What are the 10 key factors that will keep traders busy?

The market managed to eke out gains in yet another week of volatile and rangebound trade, and stayed in the green on the back of technology, metal, capital goods, oil and gas, and power stocks. Selling in healthcare, auto, and select FMCG stocks, however, capped the rise.

A mixed bag of quarterly earnings, no major expectations from the Union Budget 2023, continued FII selling, a hawkish tone by Fed officials and optimisim about China’s reopening kept the market rangebound for the week gone by. But still the market participants seem to be cautiously waiting for the Union Budget scheduled to be tabled by the finance minister on February 1, and also the outcome of the FOMC meeting due the same day.
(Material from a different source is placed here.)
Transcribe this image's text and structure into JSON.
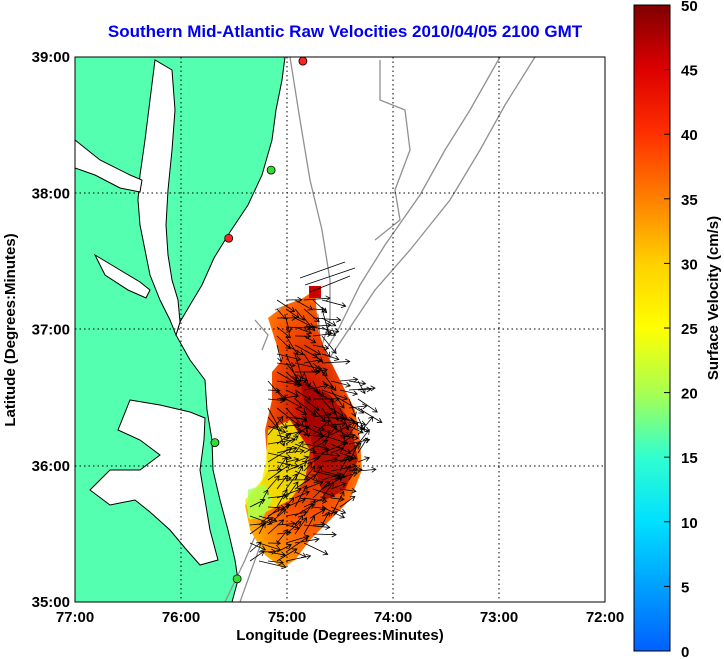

On Monday, the market will first react to quarterly earnings announced by major companies like Reliance Industries, ICICI Bank, Kotak Mahindra Bank and UltraTech Cement. Overall the coming holiday-shortened week, too, is expected to be rangebound and volatile amid expiry of monthly derivative contracts, with continuing stock specific actions due to quarterly earnings season, and eye on the Budget, experts said.

The BSE Sensex climbed 361 points to 60,622, and the Nifty50 jumped 71 points to 18,028, while the broader markets underperformed the benchmarks, with the Nifty Midcap 100 and Smallcap 100 indices falling 0.7 percent and 1.1 percent.

“Although we started the third quarter on a shaky note, the latest set of financial announcements from IT and banking blue chips are encouraging. Given the mixed undercurrents, the second line of Q3 and global market cues will determine the trend going forward,” Vinod Nair, Head of Research at Geojit Financial services, said.